What’s occurred?
The US authorities warned healthcare organizations in regards to the danger of being focused by the ALPHV BlackCat ransomware after a surge in assaults.
I assumed ALPHV BlackCat had been taken down by the cops?
Nicely remembered. Shortly earlier than Christmas, the US Division of Justice (DOJ) announced that it had disrupted the gang’s operations and seized decryption keys to assist a whole lot of victims unlock their information with out paying a ransom.
So what’s gone improper?
I am afraid ALPHV BlackCat got here again.
In actual fact, inside hours of the DOJ’s announcement, the ransomware gang mentioned it had “unseized” its area and threatened retaliation towards international locations that assisted in its takedown and knowledgeable associates they had been now free to assault hospitals.
“Due to their actions, we’re introducing new guidelines, or reasonably, we’re eradicating ALL guidelines, besides one, you can’t contact the CIS (crucial infrastructure sectors), now you can block hospitals, nuclear energy crops, something, anyplace.”
So, they are not enjoying good anymore?
They by no means actually “performed good.”
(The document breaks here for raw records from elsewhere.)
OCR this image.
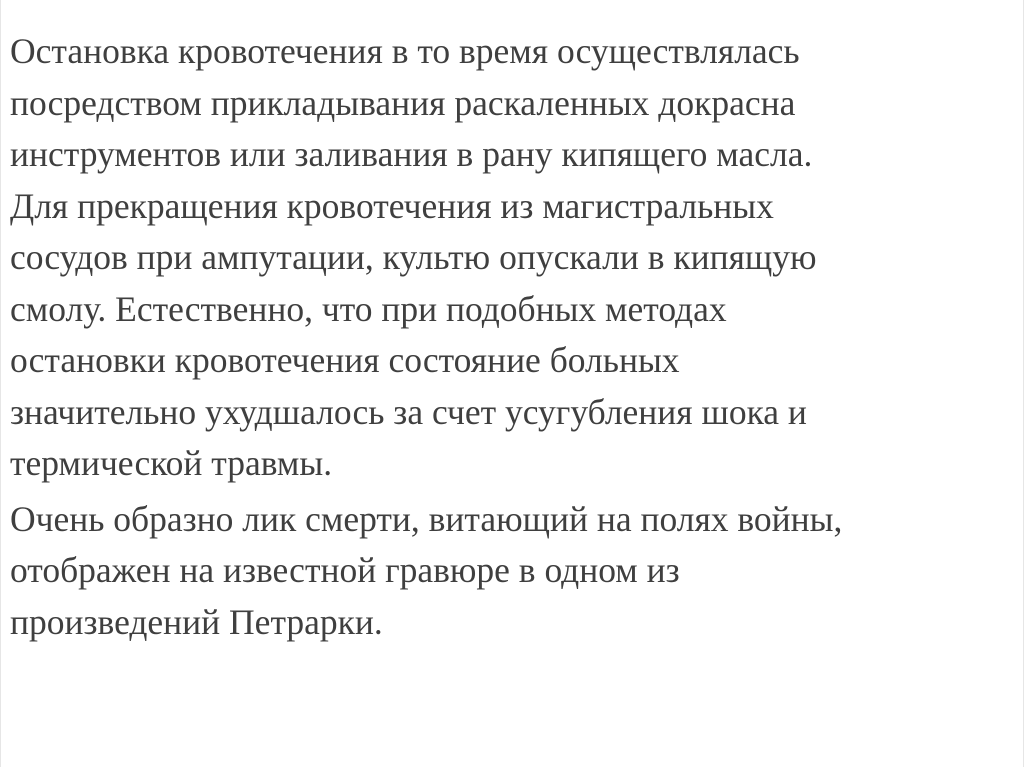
Остановка кровотечения в то время осуществлялась
посредством прикладывания раскаленных докрасна
инструментов или заливания в рану кипящего масла.
Для прекращения кровотечения из магистральных
сосудов при ампутации, культю опускали в кипящую
смолу. Естественно, что при подобных методах
остановки кровотечения состояние больных
значительно ухудшалось за счет усугубления шока и
термической травмы.

Очень образно лик смерти, витающий на полях войны,
отображен на известной гравюре в одном из
произведений Петрарки.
And in keeping with an up to date advisory published by the US Cybersecurity and Infrastructure Safety Company (CISA), healthcare has been the “mostly victimized” sector by the ALPHV BlackCat ransomware gang since mid-December 2023.
Pharmacies in the USA, together with Walgreens and CVS Well being. A ransomware attack against technology provider Change Healthcare is disrupting the power of pharmacies to satisfy orders from sufferers who want to pay for his or her medical prescriptions via their insurance coverage.
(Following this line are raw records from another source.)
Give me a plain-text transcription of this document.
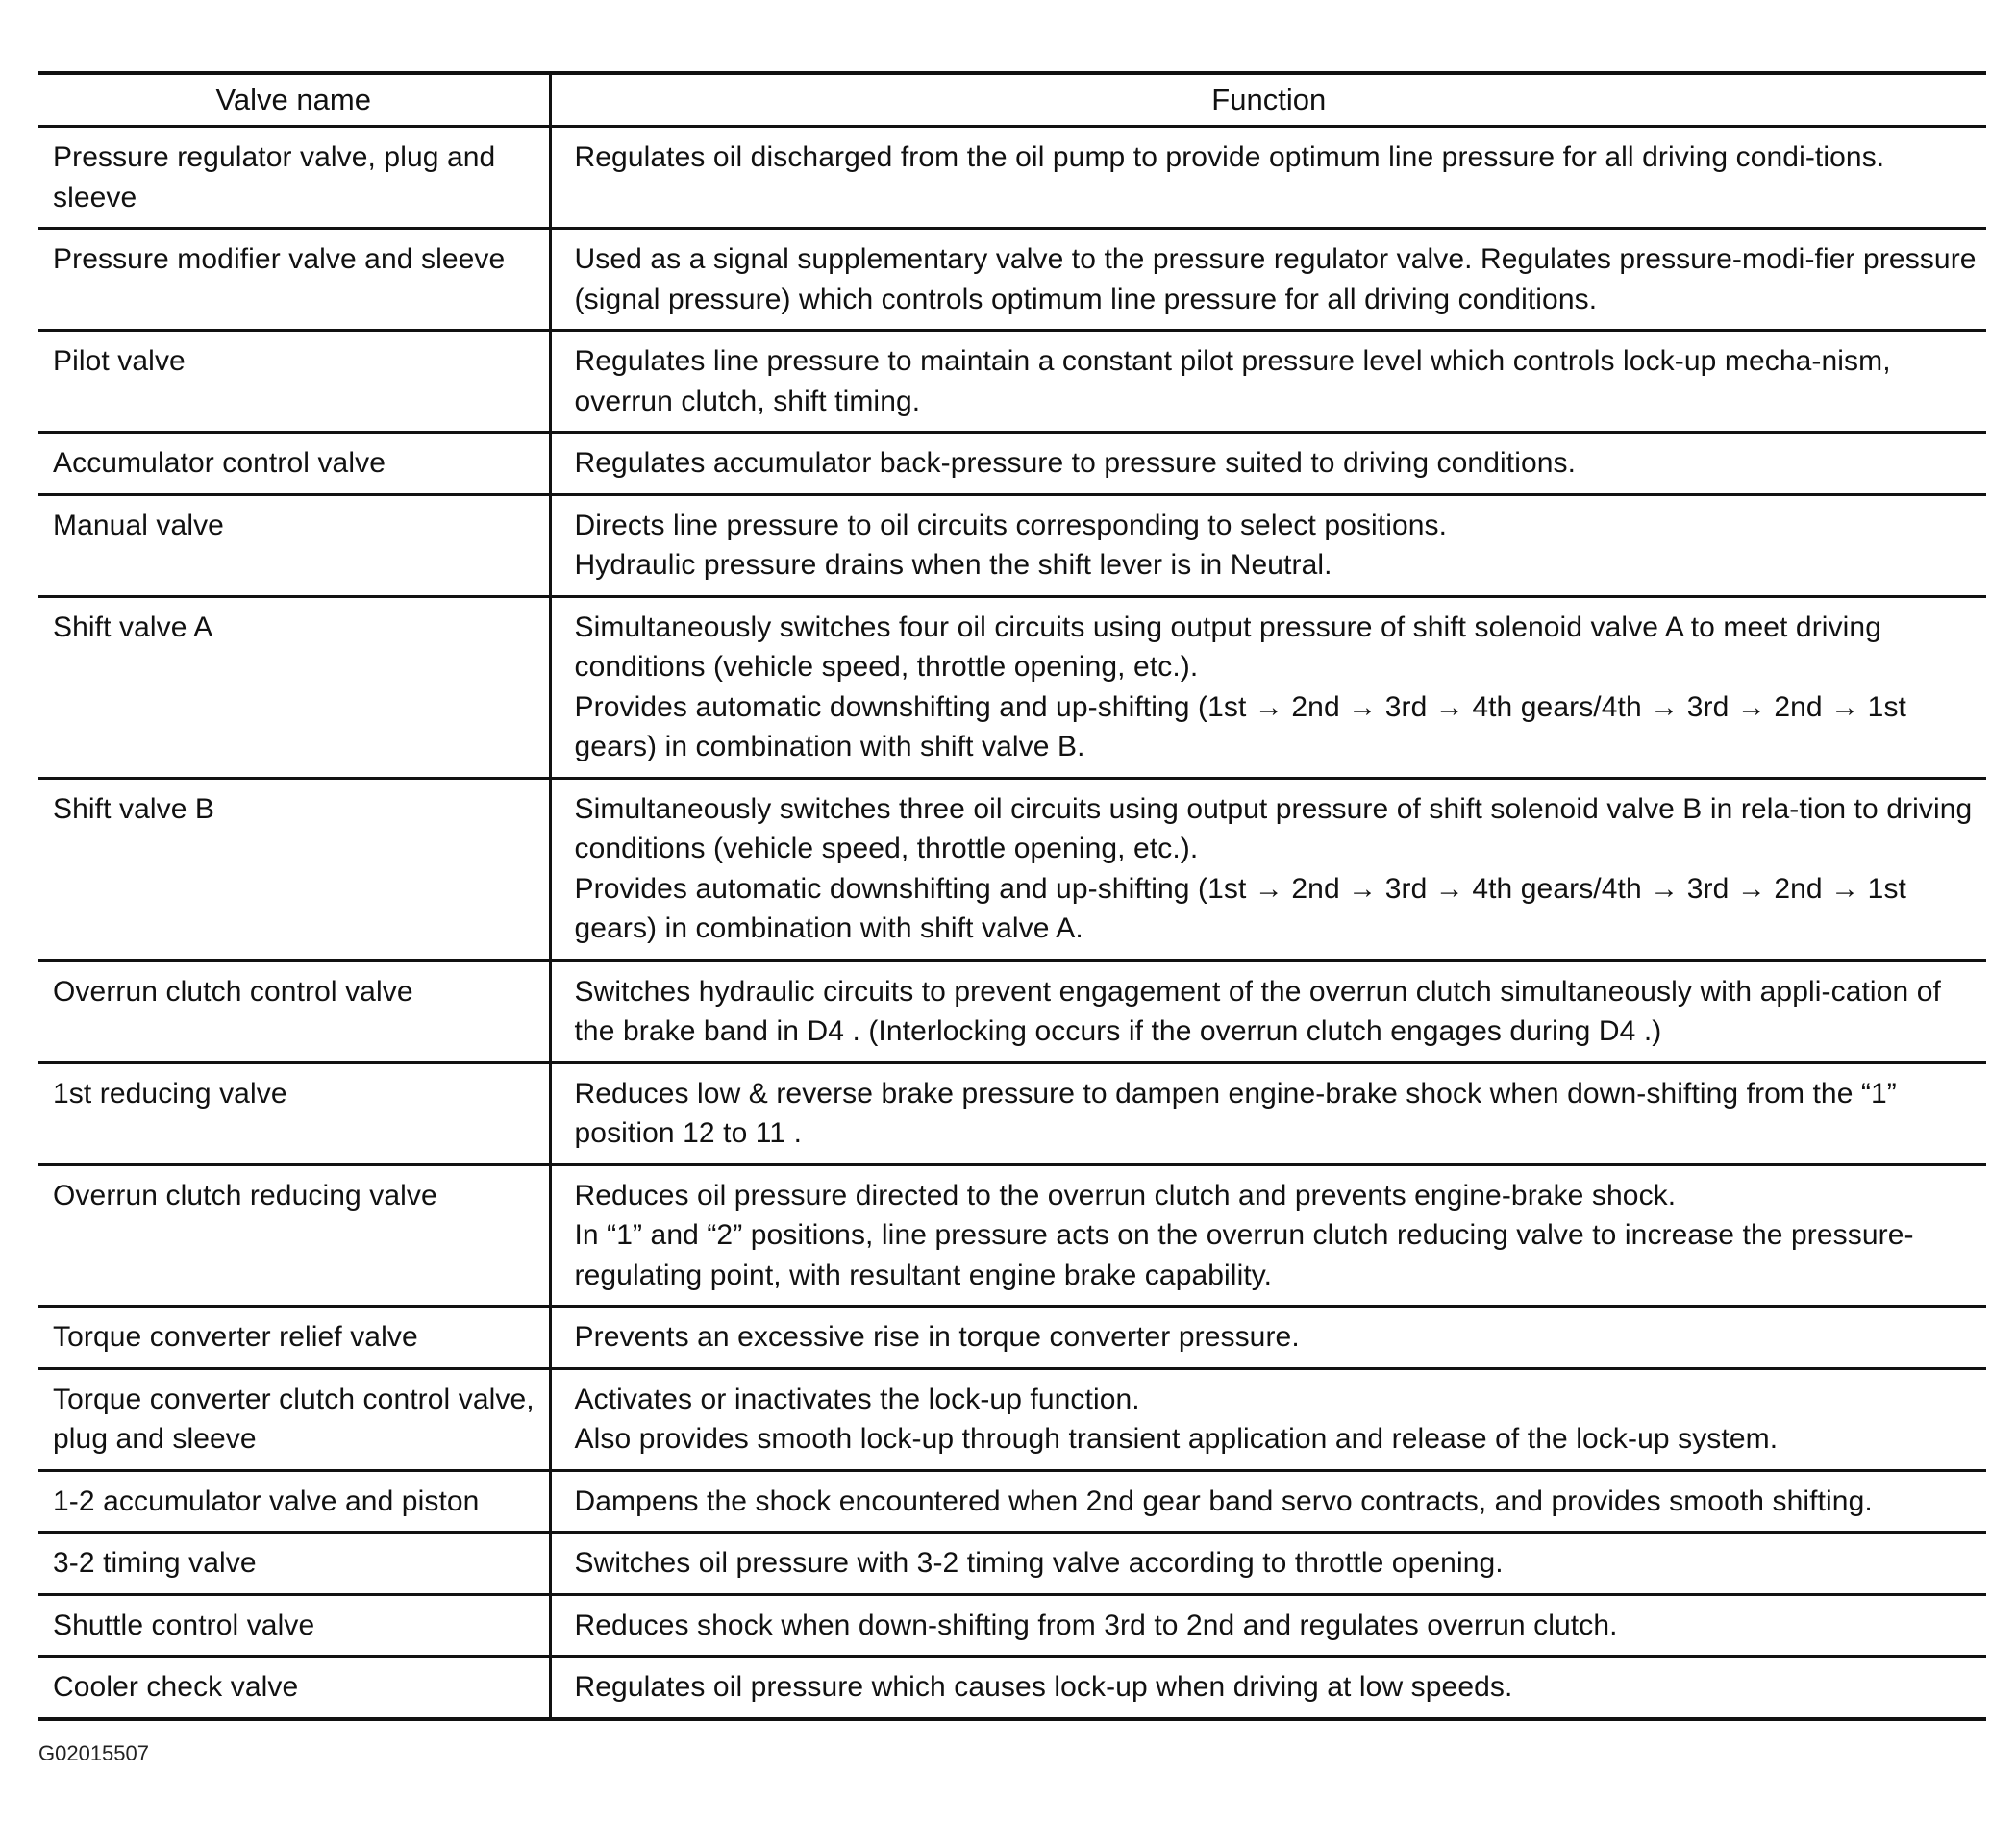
Valve name	Function
Pressure regulator valve, plug and sleeve	Regulates oil discharged from the oil pump to provide optimum line pressure for all driving condi-tions.

Pressure modifier valve and sleeve	Used as a signal supplementary valve to the pressure regulator valve. Regulates pressure-modi-fier pressure (signal pressure) which controls optimum line pressure for all driving conditions.

Pilot valve	Regulates line pressure to maintain a constant pilot pressure level which controls lock-up mecha-nism, overrun clutch, shift timing.

Accumulator control valve	Regulates accumulator back-pressure to pressure suited to driving conditions.

Manual valve	Directs line pressure to oil circuits corresponding to select positions.
Hydraulic pressure drains when the shift lever is in Neutral.

Shift valve A	Simultaneously switches four oil circuits using output pressure of shift solenoid valve A to meet driving conditions (vehicle speed, throttle opening, etc.).
Provides automatic downshifting and up-shifting (1st → 2nd → 3rd → 4th gears/4th → 3rd → 2nd → 1st gears) in combination with shift valve B.

Shift valve B	Simultaneously switches three oil circuits using output pressure of shift solenoid valve B in rela-tion to driving conditions (vehicle speed, throttle opening, etc.).
Provides automatic downshifting and up-shifting (1st → 2nd → 3rd → 4th gears/4th → 3rd → 2nd → 1st gears) in combination with shift valve A.

Overrun clutch control valve	Switches hydraulic circuits to prevent engagement of the overrun clutch simultaneously with appli-cation of the brake band in D4 . (Interlocking occurs if the overrun clutch engages during D4 .)

1st reducing valve	Reduces low & reverse brake pressure to dampen engine-brake shock when down-shifting from the “1” position 12 to 11 .

Overrun clutch reducing valve	Reduces oil pressure directed to the overrun clutch and prevents engine-brake shock.
In “1” and “2” positions, line pressure acts on the overrun clutch reducing valve to increase the pressure-regulating point, with resultant engine brake capability.

Torque converter relief valve	Prevents an excessive rise in torque converter pressure.

Torque converter clutch control valve, plug and sleeve	Activates or inactivates the lock-up function.
Also provides smooth lock-up through transient application and release of the lock-up system.

1-2 accumulator valve and piston	Dampens the shock encountered when 2nd gear band servo contracts, and provides smooth shifting.

3-2 timing valve	Switches oil pressure with 3-2 timing valve according to throttle opening.

Shuttle control valve	Reduces shock when down-shifting from 3rd to 2nd and regulates overrun clutch.

Cooler check valve	Regulates oil pressure which causes lock-up when driving at low speeds.
G02015507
ALPHV BlackCat claimed accountability for the assault towards Change Healthcare and mentioned it stole 6TB value of knowledge.
So, if I can not pay money for my meds it is BlackCat’s fault?
Proper.
What does the up to date advisory say?
It is value studying even in the event you do not work in healthcare – it is not simply hospitals and their suppliers in danger from ransomware assaults.
The advisory consists of essentially the most present recognized indicators of compromise (IOCs), and particulars of the strategies related to the ALPHV BlackCat gang and its associates.
ALPHV Blackcat associates usually use social engineering to realize preliminary entry to your organization’s community. As an example, the attackers have been recognized to pose as IT and helpdesk workers on the focused firm, utilizing cellphone calls and SMS messages to trick unsuspecting workers into handing over login credentials.
The place can I learn extra about BlackCat?
In February 2022, we revealed an FAQ, “BlackCat ransomware – what you need to know” which is a good start line.
Editor’s Word: The opinions expressed on this visitor creator article are solely these of the contributor and don’t essentially mirror these of Tripwire.